= CulverLand =

Temporary artwork in Culver City, California, US

CulverLand from above.

CulverLand was a temporary artwork and functioning game in Culver City, California, United States, created by John Derevlany. It was funded by an arts grant from the City of Culver City, California, and installed as part of the 2010 Indiecade, the International Festival of Independent Games.

In "CulverLand," pedestrians were the playing pieces. Players would move forward on the game board based on the colors of passing cars. The colors of the gameboard in "CulverLand" - black, white, gray/silver, blue, red, and green - were based on the six most popular car colors in North America.

"CulverLand" was a sprawling work of Minimalism inspired by Piet Mondrian and, more importantly, Milton Bradley (maker of the game "Candyland").

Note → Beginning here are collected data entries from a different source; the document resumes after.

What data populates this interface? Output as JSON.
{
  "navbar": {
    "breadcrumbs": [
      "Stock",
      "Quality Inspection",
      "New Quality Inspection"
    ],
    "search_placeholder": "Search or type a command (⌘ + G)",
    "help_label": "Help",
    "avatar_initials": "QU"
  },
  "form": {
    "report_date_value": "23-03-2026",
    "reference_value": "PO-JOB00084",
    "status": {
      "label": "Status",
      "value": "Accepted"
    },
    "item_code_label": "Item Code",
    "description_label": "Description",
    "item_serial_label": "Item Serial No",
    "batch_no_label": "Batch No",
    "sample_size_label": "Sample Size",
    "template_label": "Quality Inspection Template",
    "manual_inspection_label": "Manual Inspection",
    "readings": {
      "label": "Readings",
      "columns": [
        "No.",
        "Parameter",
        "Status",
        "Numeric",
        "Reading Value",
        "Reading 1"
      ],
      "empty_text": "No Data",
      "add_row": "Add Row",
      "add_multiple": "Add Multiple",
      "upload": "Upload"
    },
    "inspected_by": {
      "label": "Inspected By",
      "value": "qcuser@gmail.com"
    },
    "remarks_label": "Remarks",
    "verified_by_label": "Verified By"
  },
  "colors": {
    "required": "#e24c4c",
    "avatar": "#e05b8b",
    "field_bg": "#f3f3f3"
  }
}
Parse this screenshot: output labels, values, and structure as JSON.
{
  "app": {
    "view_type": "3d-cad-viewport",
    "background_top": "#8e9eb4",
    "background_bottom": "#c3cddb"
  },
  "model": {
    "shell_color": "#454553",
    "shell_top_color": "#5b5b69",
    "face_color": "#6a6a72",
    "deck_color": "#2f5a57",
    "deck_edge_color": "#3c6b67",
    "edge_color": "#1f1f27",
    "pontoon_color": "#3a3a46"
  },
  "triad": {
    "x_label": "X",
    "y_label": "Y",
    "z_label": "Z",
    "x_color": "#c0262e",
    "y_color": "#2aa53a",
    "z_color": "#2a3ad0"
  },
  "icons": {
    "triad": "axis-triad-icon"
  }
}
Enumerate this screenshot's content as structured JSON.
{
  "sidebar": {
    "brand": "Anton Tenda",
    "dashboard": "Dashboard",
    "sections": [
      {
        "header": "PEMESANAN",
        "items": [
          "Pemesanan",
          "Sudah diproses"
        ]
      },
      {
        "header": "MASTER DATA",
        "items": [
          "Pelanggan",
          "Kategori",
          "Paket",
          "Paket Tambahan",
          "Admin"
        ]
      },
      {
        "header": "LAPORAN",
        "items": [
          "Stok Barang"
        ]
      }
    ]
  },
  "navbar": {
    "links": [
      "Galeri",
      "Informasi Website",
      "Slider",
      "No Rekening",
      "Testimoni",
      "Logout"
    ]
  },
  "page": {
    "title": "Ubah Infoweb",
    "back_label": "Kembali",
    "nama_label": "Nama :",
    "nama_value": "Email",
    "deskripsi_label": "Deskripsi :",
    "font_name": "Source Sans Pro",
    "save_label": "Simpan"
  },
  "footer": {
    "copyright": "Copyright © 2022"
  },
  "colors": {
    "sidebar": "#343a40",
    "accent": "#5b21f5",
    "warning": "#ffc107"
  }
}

It was meant to celebrate the play grid common in games, as well as finding a fun use for traffic. "CulverLand" was located near the Culver Hotel in Culver City, California, on the sidewalk just east of 9400 Culver Blvd. It was 90 feet long and 18 feet wide. Each square on the gameboard was 6 ft. X 6 ft. Most of the squares were installed with an eco-friendly, temporary marking paint called EZ-Paint. Lettering and logos were applied with giant, hand-cut plastic stencils and non-toxic Mythic paint.

"CulverLand" was scheduled for removal November 1, 2010.